At 12:45 I laid down with a heating pad and a book, hoping (unrealistically) to snooze. I simultaneously opened my book and had an intense contraction. I kept trying to read but kept getting interrupted. Finally I got up to get a watch and realized I'd had four contractions in less than 20 minutes. Another phone call to Aszani, and she told us to come in whenever we felt ready.
David got home in record time (biking from his downtown office in 10 instead of the usual 20 minutes) and started bustling around the house organizing everything. When he saw how close the contractions were, he called Aszani and they quickly decided we should get on our way.
When I got to the birth center, I was 6 cm dilated and 95% effaced; it was shortly after 2 pm. The next hour and a half went so fast I don't know what happened. I spent a fair amount of the early part in the tub with David, moaning deeply, on hands and knees. Cold, wet cloths on my face felt good, and massaging my legs. While in the tub contractions became incredibly powerful and I kept saying "I can't do this" and I really believed I could not but at the same time, knew I had to. I knew I had to prove it to myself. I wanted to cry and complain and I did. Nothing I thought was going to be helpful seemed to be helping. Not the ball, not the rocking chair, dancing, rocking, and eventually not the tub. The pain of the contractions was undeniably overwhelming, but it was the frustration of not feeling like I was dealing well with it that really challenged me. That's about when I was told that I was in transition and nothing was going to be comfortable. I could not imagine I was truly in transition, I felt like I'd just arrived at the birth center! It was TOO FAST! But so relieving to hear. I knew if it was transition then I could do it because it couldn't get any harder.
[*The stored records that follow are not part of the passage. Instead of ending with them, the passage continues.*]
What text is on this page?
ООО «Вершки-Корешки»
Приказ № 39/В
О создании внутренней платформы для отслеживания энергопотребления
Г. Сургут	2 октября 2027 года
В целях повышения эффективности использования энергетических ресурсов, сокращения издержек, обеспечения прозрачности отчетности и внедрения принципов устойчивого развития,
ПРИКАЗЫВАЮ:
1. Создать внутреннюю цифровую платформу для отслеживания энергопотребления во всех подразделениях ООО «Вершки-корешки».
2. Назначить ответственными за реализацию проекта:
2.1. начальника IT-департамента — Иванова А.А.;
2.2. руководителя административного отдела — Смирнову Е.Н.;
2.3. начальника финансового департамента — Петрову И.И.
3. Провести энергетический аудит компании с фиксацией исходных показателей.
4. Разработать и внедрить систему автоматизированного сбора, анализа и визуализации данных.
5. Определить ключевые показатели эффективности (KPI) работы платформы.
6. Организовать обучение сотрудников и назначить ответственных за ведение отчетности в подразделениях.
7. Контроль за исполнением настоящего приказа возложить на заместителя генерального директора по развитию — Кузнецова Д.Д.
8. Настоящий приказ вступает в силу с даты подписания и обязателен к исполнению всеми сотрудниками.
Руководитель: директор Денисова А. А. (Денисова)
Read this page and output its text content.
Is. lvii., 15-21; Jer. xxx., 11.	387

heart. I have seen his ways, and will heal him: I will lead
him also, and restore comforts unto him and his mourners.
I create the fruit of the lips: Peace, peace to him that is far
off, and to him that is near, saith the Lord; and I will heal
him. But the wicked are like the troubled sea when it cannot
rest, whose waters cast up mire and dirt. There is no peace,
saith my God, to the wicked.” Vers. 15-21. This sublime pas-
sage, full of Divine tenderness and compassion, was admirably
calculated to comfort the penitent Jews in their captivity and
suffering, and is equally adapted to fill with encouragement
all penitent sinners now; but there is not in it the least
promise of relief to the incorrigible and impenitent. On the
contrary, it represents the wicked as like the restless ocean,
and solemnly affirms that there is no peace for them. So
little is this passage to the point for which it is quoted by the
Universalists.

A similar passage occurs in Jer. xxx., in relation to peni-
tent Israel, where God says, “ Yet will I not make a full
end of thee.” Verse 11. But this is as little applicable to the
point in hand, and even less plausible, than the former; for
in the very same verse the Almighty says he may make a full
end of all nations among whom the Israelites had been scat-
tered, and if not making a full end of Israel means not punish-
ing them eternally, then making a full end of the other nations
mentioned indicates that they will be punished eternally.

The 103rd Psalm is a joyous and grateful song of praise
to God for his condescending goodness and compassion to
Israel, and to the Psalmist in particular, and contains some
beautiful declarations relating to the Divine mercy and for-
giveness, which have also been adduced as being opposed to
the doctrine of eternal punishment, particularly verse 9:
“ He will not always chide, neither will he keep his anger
At some point I ended up folding a towel in half and putting it on the floor. Somehow the whole team knew just what to do and I knelt on the floor, leaned forward clutching my husband who sat on the floor in front of me. And I pushed.
I wasn't afraid; I don't even remember any pain, just pushing. As I pushed, I pulled David tightly into me and I was getting good feedback and could feel the pressure lowering in my body. The midwives, thankfully, remembered our desire to have David catch his baby and asked if we wanted to do that still. We quickly rearranged so David could catch and I clutched my friend and our birth assistant, Jody. I remember her kissing the top of my head and appreciating the subtle affection and security of knowing I was surrounded by wonderful and loving people that we had chosen to be present at this awesome event.
Pushing generally felt good, and although I was excited to meet the baby and knew it was close, I wanted labor to be over and I wanted the baby out. The next thing I recall is seeing my little bluish, vernix-covered baby in front of me and my husband, David at my side. The first few moments were a blur. I was in such awe of this little creature that I hardly noticed the tending of midwives and birth assistant happening around us, and I didn't even think to check the baby's gender. Not until there was a fountain of pee did I realize we had a son!
That night we could have gone home or stayed at the birth center. We chose to stay at the birth center and had a precious and relaxing evening and night sharing the bed as a new family. We all even got a little sleep.